The police were present and found that a window had been smashed and the vehicle had been broken through. In addition, thieves attempted to break into the operator’s shop / office but were unsuccessful. The Clearwater Lake Tour office was also broken into and a very small amount of money was stolen.

While she was participating in the incident, police discovered that two other vehicles were wrecked on Battle Mountain Road and suspect that everything may be related.

Ian Eakins, owner of Wells Gray Adventures, said the vandalism has already resulted in a loss of business and could continue to affect tourism in the area.


A government grant application has failed, and Clearwater and the county chamber of commerce will add to their reserves to keep the information desk at the Wells Gray information center manned throughout the summer.

It costs about $ 30,000 to man the information desk, committee member Ted Richardson told chamber members during a meeting last Tuesday evening at Clearwater Lodge.

Tourism BC contributed $ 20,000, but nearly another $ 10,000 is needed to operate properly.

An HRDC job creation grant was expected to cover this amount, but recently the Chamber stated that it would not be available this year.

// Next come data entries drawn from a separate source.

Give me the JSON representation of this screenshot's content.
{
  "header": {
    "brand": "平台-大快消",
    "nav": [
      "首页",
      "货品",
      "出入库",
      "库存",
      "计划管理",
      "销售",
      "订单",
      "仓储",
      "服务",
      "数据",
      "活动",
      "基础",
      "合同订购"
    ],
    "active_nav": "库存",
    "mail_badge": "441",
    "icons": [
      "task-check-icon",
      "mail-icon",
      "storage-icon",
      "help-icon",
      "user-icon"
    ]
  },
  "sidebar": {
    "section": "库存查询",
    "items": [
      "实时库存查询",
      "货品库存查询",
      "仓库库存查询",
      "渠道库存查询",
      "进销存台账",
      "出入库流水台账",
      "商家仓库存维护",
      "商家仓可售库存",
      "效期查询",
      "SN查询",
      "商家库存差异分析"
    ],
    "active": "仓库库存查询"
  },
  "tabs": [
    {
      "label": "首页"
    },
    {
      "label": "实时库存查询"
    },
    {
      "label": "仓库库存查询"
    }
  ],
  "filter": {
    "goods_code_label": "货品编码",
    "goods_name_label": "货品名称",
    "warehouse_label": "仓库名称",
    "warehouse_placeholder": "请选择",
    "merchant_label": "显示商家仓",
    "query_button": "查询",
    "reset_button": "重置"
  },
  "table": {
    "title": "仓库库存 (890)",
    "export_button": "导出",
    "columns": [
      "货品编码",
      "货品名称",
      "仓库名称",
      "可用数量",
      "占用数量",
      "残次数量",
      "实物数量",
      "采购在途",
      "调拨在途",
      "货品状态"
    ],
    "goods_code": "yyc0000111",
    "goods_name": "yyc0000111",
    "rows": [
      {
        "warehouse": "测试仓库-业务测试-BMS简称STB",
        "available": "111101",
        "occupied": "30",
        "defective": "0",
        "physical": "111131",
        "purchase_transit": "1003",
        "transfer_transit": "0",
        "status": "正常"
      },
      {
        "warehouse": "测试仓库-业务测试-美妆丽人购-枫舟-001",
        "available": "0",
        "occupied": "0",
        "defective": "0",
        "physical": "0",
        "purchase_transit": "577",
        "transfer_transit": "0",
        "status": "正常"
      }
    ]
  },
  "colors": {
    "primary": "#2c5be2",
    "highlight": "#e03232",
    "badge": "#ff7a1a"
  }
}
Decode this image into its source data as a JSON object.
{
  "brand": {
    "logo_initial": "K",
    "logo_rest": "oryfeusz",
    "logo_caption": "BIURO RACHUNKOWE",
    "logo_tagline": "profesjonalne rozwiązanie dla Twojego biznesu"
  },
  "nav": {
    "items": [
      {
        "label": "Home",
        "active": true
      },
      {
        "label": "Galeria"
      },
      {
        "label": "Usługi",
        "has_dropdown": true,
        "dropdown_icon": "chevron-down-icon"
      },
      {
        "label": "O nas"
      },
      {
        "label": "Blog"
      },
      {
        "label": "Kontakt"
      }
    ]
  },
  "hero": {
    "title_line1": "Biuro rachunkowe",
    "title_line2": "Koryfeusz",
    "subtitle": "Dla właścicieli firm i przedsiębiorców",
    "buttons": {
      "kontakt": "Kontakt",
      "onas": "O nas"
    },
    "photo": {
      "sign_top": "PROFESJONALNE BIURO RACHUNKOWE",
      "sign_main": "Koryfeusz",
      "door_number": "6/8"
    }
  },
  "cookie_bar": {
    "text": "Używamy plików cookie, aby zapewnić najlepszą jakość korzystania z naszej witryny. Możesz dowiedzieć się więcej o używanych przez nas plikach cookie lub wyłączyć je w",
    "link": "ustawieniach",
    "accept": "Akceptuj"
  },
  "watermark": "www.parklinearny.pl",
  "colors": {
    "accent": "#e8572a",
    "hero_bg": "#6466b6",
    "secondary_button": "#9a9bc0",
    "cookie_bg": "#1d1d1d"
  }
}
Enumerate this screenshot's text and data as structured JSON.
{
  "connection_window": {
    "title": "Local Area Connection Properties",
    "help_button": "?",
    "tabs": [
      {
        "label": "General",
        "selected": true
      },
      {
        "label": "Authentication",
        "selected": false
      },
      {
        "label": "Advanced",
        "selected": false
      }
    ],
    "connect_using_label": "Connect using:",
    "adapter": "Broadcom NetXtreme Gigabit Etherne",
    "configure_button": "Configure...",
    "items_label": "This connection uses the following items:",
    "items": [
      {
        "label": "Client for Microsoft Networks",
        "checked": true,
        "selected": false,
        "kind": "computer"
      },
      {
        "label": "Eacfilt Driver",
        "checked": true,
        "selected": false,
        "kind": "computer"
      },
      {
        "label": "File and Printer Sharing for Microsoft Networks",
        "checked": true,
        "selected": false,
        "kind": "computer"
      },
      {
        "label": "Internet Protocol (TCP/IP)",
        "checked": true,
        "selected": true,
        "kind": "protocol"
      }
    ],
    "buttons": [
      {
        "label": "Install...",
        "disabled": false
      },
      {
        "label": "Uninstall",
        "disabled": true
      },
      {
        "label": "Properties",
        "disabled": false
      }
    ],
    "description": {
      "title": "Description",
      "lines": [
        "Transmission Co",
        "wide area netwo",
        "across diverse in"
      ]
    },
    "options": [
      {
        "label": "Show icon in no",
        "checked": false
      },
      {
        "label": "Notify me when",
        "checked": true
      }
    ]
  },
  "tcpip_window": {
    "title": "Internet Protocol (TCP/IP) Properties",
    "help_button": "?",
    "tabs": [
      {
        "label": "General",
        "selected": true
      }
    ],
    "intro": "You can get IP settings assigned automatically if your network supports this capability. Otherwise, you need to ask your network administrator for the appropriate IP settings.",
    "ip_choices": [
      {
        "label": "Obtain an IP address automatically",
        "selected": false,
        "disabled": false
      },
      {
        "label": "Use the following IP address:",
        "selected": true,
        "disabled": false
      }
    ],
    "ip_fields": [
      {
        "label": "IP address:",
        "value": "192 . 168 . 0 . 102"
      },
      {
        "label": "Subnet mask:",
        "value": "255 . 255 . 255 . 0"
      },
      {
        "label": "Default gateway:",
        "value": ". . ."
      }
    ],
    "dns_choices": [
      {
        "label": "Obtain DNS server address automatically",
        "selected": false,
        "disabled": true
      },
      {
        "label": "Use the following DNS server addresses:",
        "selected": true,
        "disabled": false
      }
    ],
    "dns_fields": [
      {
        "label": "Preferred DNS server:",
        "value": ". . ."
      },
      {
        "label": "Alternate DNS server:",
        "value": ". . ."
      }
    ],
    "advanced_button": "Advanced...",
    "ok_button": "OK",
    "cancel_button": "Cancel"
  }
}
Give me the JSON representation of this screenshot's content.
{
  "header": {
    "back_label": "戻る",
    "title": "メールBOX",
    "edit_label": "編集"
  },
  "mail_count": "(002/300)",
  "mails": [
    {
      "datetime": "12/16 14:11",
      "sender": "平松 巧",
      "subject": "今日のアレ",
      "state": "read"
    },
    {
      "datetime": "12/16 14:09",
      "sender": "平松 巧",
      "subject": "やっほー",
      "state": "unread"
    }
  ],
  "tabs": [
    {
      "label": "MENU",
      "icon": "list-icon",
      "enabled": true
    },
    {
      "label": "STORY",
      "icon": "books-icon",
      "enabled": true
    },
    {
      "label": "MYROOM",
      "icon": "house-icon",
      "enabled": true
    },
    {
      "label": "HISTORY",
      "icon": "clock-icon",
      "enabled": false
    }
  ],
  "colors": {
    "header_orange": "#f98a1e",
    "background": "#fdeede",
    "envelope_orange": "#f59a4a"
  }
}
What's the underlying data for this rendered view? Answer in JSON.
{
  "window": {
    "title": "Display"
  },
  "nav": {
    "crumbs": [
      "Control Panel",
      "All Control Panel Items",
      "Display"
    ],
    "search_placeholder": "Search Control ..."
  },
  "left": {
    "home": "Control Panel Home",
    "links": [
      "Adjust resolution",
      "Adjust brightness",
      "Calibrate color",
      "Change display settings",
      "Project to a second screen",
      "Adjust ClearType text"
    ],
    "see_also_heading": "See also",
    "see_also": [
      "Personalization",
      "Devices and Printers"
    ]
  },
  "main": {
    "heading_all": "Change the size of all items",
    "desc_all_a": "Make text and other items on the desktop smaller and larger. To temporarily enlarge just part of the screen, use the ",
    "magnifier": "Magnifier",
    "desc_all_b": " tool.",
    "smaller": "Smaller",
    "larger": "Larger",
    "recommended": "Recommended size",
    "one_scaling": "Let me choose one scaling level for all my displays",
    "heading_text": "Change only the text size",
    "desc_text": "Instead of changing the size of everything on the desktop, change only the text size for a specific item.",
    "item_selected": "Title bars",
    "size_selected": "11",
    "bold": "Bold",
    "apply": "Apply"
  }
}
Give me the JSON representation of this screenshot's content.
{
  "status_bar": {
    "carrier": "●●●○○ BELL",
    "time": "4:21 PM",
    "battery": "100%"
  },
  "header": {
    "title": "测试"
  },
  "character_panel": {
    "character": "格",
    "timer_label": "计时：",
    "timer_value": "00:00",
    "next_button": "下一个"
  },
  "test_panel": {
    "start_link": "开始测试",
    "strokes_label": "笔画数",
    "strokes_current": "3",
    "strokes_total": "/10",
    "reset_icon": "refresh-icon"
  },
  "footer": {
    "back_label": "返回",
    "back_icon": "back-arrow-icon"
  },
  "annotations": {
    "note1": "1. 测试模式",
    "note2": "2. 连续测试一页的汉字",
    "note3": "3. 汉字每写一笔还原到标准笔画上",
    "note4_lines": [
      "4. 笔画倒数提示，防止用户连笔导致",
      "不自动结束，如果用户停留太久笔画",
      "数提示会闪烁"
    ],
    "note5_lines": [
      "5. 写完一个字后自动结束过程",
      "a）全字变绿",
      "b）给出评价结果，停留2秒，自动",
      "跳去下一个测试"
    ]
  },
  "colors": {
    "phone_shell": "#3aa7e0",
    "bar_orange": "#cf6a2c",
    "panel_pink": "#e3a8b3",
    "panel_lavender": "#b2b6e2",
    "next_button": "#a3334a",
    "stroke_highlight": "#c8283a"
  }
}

The loss of jobs in the extractive sector and a consequent decline in small businesses is leading to a decline in the number of young families in rural communities. This, in turn, leads to an overall rise in the median age in these communities, according to Gordon Borgstrom, executive director of the Southern Interior Beetle Action Coalition.

During an economic development forum in Little Fort, Borgstrom said that the loss of jobs in sawmills and small businesses also means a loss of disposable income in small communities, as well as a loss of industrial revenues.

Taking the forestry sector as an example, roundwood production in BC has not really changed over the past 20 years, although there have been some ups and downs.

However, the number of jobs in logging and lumber production has almost halved.